Case number: 140310
The applicant submitted a request to the HSE on 21 July 2014 for her medical records relating to vaccination trials conducted in 1970. The HSE refused the request on 29 August 2014 as it could find no relevant records. It explained, however, that it had identified an area of St. Loman's Hospital which possibly holds archived vaccination records but that it could not conduct a search of the area at the time due to possible asbestos contamination. It undertook to contact the applicant if relevant records were located when a search of the area had been carried out. The applicant applied for an internal review of the HSE's decision on 10 September 2014. The HSE issued its internal review decision on 22 October 2014, upholding the original decision.

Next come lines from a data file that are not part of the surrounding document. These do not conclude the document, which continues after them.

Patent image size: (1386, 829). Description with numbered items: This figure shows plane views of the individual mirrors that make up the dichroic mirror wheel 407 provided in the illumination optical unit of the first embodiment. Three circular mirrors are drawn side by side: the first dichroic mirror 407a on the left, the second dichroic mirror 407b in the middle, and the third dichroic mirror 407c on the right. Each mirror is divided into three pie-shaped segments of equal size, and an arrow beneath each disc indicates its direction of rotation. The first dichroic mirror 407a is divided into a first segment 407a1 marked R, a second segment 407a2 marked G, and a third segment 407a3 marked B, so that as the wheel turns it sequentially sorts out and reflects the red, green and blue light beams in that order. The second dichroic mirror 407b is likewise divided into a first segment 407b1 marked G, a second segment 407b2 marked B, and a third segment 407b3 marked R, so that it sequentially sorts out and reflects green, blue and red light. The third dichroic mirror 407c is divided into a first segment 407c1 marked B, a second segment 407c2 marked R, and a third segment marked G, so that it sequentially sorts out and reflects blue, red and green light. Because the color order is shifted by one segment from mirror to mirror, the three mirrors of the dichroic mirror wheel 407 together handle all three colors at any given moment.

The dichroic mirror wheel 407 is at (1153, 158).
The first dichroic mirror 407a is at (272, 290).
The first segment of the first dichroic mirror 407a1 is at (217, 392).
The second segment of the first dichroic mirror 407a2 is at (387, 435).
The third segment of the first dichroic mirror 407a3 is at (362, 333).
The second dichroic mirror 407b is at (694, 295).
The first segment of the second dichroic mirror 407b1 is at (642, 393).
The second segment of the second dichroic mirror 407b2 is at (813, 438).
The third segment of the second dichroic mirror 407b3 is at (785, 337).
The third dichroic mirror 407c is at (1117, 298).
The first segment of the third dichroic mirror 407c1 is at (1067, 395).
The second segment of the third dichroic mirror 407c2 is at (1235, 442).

During the course of the review the HSE wrote to the applicant on 4 March 2015 to inform her that the searches of the relevant area had been undertaken but that it had not located the records sought. Mr. Campbell of this Office subsequently wrote to the applicant on 24 March 2015 detailing the searches carried out by the HSE. As no response was received from the applicant, I consider that this review should be brought to a close by means of a formal binding decision. In conducting this review I have had regard to the HSE's communications with both this Office and the applicant, to the applicant's communications with this Office and to the provisions of the FOI Act.
In the interests of clarity, I should point out that this review was carried out under the provisions of the FOI Acts 1997 -2003 notwithstanding the fact that the FOI Act 2014 has now been enacted. The transitional provisions in section 55 of the 2014 Act provide that any action commenced under the 1997 Act but not completed before the commencement of the 2014 Act shall continue to be performed and shall be completed as if the 1997 Act had not been repealed.
This review is concerned solely with the question of whether the HSE was justified in its decision to refuse access to the information requested under section 10(1)(a) of the FOI Act on the basis that the requested records do not exist or cannot be found after all reasonable searches have been conducted to ascertain their whereabouts.
Section 10(1)(a) of the FOI Act for the refusal of a request where the records sought do not exist or cannot be found after all reasonable steps to ascertain their whereabouts have been taken. The Commissioner's role in cases such as this is to review the decision of the public body and to decide whether that decision was justified. This means that I must have regard to the evidence available to the decision maker and the reasoning used by the decision maker in arriving at his/her decision and also must assess the adequacy of the searches conducted by the public body in looking for relevant records. The evidence in "search" cases consists of the steps actually taken to search for records, along with miscellaneous other evidence about the record management practices of the public body, on the basis of which the public body concluded that the steps taken to search for records were reasonable. On the basis of the information provided, the Commissioner forms a view as to whether the decision maker was justified in coming to the decision that the records sought do not exist or cannot be found. It is not normally the Commissioner's function to search for records that a requester believes are in existence. The Office's understanding of its role in such cases was approved by Mr Justice Quirke in the High Court case of Matthew Ryan and Kathleen Ryan and the Information Commissioner (2002 No. 18 M.C.A. available on this Office's website,www.oic.ie).
As I have outlined above, Mr. Campbell of this Office wrote to the applicant on 24 March 2015 detailing the searches carried out by the HSE to locate the records sought. While I do not propose to repeat those details here, they are relevant for the purposes of this decision. I note that the applicant drew the HSE's attention to the fact that certain records were discovered in connection with the Commission to Inquire into Child Abuse, including documentation that revealed the names of certain children in a particular area who took part in a particular vaccination trial. However, I also note that such documentation was discovered to the Commission by the relevant pharmaceutical company. The HSE has confirmed that it does not hold this documentation. Having regard to the details of the searches undertaken by the HSE in this case in an effort to locate relevant records, I am satisfied that it has taken all reasonable steps to locate the records sought and I find that it was justified in deciding to refuse the request under section 10(1)(a) of the FOI Act.
Having carried out a review under section 34(2) of the Freedom of Information Act 1997, as amended, I hereby affirm the decision of the HSE in this case.
A party to a review, or any other person affected by a decision of the Information Commissioner following a review, may appeal to the High Court on a point of law arising from the decision. Such an appeal must be initiated not later than eight weeks from the date on which notice of the decision was given to the person bringing the appeal.